Sweets to take home — Kek Lapis Sarawak
The vividly coloured, geometric layer cake is Sarawak's edible souvenir. Most shops give generous samples — taste before you buy.
Kek Lapis Mama Su
40+ flavours — kek kukus, kek bakar, kek roll — freshly baked next to Kuching Old Street[25].
Maria Kek Lapis
Waterfront shop with a wide, vibrant, fairly-priced selection and lots of samples[24].
Kek Lapis Warisan
Watch the layers go into the oven through the open kitchen; premium flavours and samples on the counter[23]. Mira Cake House is another well-known maker[26].
Abg K'ju — Kek Lapis Sultan
A 10-layer "Luxury Kek Lapis Sultan" at RM1,800 a tray — over 500 sold in early 2026[27]. For the curious; the RM20–40 trays elsewhere taste just fine.
Experiences & the offbeat side
Annah Rais Longhouse
A 200-year-old Bidayuh village. Eat bamboo chicken and wild ferns on the tanju verandah, washed down with sweet tuak rice wine[44]. Day tours pair it with an ethnic lunch; overnight homestays available[45].
Bumbu Cooking Class
Morning market tour, then cook three Sarawakian dishes with host Joseph; recipe book included[32][33]. The most-loved cooking class in the old town.
Paradesa Walk + Cook
A 6-hour combo: walk the Waterfront and Padungan, cross by sampan to Petanak Market, then cook a Dayak menu (bamboo chicken, jungle-fern salad, laksa). ~MYR 310[34].

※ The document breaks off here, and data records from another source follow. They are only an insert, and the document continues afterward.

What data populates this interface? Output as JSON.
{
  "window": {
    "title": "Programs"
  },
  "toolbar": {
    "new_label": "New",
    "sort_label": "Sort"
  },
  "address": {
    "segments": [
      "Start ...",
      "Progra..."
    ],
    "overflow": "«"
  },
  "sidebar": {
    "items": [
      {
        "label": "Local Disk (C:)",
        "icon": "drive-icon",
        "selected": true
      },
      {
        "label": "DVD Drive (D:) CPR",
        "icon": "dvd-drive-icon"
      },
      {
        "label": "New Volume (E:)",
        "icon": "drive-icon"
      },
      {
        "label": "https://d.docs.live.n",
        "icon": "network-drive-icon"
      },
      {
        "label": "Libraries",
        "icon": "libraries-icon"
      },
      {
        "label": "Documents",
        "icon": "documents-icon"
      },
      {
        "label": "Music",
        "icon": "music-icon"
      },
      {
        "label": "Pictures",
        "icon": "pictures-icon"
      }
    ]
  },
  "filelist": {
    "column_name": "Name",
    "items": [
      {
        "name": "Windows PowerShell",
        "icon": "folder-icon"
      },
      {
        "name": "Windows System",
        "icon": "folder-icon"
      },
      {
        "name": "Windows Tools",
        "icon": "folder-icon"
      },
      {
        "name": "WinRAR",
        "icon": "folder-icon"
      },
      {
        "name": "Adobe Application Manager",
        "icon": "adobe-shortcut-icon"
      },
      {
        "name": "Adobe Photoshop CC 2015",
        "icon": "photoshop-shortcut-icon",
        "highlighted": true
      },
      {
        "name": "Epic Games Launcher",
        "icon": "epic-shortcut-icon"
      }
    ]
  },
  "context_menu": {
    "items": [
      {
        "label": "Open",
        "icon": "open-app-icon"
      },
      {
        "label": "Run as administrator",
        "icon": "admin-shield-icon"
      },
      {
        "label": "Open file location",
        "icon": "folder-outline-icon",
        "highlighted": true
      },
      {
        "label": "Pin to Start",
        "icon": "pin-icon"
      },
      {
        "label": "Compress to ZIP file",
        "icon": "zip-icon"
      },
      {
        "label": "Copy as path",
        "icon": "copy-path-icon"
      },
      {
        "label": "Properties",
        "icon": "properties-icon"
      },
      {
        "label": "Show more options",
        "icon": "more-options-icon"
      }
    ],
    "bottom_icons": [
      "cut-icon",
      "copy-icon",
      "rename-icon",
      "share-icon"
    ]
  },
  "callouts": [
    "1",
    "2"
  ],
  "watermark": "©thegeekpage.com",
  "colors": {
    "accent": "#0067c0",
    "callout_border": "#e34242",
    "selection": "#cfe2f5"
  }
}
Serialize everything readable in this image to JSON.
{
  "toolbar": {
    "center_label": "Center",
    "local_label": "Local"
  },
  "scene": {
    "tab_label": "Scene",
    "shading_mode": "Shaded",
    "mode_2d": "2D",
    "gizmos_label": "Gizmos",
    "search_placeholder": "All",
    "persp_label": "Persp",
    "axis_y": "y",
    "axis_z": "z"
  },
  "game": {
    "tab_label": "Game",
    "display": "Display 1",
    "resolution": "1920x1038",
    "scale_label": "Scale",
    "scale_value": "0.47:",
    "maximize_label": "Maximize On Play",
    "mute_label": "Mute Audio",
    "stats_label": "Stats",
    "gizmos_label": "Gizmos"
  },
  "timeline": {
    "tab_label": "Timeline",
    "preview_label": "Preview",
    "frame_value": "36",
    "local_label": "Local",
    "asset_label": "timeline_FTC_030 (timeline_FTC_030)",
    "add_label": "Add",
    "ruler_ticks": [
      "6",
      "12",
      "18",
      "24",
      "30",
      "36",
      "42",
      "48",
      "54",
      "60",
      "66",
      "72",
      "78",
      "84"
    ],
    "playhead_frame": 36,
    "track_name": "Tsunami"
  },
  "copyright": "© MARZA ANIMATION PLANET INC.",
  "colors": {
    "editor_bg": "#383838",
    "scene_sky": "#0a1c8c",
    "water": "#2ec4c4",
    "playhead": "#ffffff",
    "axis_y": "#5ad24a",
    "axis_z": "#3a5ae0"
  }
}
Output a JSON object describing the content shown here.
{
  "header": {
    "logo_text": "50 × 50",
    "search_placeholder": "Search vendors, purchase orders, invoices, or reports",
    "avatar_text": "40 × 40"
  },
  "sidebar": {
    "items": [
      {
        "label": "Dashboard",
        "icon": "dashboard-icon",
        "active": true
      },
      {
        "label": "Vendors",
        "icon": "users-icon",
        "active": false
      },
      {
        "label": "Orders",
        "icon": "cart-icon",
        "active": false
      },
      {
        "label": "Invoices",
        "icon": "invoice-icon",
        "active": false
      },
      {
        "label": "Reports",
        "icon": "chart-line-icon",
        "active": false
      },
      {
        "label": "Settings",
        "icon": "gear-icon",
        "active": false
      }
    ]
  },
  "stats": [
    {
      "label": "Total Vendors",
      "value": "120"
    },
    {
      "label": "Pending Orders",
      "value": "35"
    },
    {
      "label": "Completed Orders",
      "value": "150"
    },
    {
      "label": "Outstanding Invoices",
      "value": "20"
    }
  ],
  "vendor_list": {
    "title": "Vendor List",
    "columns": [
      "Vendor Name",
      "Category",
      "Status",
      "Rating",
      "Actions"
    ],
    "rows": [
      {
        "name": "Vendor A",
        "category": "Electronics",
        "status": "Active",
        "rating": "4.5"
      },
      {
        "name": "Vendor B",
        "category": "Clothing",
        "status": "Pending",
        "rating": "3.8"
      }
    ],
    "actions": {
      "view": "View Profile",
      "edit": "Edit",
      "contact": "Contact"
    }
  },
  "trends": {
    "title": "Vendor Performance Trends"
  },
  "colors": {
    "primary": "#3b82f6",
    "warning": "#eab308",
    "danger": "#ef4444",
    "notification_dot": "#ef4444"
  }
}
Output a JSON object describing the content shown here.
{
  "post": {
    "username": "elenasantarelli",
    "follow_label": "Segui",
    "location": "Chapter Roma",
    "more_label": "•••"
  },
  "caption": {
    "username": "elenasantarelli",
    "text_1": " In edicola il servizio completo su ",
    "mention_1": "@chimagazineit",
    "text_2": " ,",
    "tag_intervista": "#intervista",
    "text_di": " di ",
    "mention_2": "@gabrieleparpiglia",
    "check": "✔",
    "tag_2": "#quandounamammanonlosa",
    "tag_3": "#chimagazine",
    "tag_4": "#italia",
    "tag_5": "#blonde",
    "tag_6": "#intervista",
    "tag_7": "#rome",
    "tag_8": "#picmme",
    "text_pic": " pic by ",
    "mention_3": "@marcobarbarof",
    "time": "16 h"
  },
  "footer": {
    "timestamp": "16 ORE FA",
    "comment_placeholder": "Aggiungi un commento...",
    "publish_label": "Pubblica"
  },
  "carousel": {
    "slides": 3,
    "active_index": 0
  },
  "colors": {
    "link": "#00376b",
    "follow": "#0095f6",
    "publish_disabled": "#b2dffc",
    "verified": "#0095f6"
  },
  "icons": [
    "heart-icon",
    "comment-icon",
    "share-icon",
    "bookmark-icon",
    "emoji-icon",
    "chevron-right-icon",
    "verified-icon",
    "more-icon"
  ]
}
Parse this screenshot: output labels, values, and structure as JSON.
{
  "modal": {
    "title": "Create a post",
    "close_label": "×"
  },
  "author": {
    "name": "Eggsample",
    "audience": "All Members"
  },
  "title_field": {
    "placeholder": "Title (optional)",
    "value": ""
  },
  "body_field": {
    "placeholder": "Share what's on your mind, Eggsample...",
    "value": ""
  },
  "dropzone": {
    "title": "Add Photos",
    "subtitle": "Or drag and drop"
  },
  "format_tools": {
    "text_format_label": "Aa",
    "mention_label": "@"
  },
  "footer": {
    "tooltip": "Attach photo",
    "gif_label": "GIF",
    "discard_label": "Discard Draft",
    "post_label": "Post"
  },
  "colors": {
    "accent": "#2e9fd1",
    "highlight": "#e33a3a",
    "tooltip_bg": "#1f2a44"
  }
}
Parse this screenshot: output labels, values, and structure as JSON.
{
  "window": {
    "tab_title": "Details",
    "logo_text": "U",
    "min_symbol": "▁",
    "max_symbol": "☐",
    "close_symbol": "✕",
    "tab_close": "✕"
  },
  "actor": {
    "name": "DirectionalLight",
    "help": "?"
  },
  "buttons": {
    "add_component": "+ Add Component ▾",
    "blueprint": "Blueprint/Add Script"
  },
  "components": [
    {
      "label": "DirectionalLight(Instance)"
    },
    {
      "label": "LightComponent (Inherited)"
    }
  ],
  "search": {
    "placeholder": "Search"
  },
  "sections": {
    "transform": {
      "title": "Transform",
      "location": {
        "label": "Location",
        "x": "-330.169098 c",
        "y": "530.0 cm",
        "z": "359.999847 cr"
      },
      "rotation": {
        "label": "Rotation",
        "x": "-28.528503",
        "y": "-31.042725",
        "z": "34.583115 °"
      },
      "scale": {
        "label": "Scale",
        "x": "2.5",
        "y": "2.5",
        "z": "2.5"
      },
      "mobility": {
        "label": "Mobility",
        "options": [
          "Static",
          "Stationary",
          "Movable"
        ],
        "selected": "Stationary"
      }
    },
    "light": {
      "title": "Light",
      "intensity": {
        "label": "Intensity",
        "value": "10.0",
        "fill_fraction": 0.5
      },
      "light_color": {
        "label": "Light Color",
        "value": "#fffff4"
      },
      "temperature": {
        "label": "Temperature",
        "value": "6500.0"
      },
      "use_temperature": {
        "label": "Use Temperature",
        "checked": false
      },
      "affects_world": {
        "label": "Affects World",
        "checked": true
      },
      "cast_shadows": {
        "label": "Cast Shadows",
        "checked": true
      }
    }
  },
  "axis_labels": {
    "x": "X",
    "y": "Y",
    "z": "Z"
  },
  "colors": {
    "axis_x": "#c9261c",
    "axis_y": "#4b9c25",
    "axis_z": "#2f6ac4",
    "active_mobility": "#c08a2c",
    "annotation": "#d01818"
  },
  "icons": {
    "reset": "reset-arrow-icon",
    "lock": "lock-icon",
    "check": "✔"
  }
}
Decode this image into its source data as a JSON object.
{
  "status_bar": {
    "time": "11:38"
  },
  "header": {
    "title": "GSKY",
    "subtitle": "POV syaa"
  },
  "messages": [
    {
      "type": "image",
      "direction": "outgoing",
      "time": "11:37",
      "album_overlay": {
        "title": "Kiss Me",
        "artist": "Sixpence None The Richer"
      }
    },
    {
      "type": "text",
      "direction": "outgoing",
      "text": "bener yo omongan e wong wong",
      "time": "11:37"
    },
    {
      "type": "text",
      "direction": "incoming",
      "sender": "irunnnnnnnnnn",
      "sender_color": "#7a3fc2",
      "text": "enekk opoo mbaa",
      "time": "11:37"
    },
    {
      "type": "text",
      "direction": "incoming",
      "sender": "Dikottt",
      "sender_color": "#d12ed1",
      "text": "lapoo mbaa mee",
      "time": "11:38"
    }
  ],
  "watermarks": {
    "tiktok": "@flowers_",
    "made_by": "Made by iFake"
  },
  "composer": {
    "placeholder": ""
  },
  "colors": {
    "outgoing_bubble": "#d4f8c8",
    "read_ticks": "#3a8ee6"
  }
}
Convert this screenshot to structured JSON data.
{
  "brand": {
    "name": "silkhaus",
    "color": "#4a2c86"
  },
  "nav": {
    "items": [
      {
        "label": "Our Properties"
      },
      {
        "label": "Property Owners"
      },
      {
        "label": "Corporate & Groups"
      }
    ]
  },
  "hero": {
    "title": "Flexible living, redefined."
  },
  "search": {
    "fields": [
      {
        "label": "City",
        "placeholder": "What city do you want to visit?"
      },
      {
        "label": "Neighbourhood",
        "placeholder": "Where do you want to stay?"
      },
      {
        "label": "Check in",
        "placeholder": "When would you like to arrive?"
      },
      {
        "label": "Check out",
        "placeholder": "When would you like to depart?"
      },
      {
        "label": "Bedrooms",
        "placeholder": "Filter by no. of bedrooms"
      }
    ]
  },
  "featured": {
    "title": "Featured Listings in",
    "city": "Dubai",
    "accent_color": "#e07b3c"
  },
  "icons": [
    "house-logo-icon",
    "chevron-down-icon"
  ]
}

Gula apong ice cream — RG Ais Krim
Soft-serve drizzled with gula apong — palm sugar tapped from the nipah palm of Sarawak's swamps[29]. RG Ais Krim pioneered the topping back in 2006[28].
Sarawak River dinner cruise
Set-dinner cruises with Sarawak heritage menus and live sape music as the sun drops over the river[41][42]. Food is fine, not the point — the river is.
Hilton Kuching riverside
If you want the indigenous dishes in air-con with a river view, the Hilton plates pansoh manuk (bamboo chicken) with tuak[43].
Timing & caveats
- Eat breakfast dishes at breakfast. Laksa and kolo mee stalls brew one batch; the best are gone by 10–11am[4].
- Markets run on a weekly clock. Satok is biggest Saturday evening into Sunday morning[36]; the seafood courts and Open Air Market hit their stride from late afternoon[38].
- If you can choose dates: the Kuching Food Festival runs 22 Jul–16 Aug 2026 (26 days, extended for Sarawak Day)[48][49], overlapping the UNESCO Gastronomy assembly (4–7 Aug)[46] — peak eating, peak crowds.
- Indigenous restaurants keep shorter weeks. The Dyak is closed Sundays[21]; smaller Dayak kitchens and longhouse meals are often by reservation — book ahead.
- Halal vs pork. Chinese kopitiams (kolo mee, kueh chap) serve pork; Malay/Dayak and Indian-Muslim spots are separate — check if it matters to you.
- Tuak is potent-ish but social. Longhouse hosts pour it generously; it's sweet and mild but the jug adds up[44].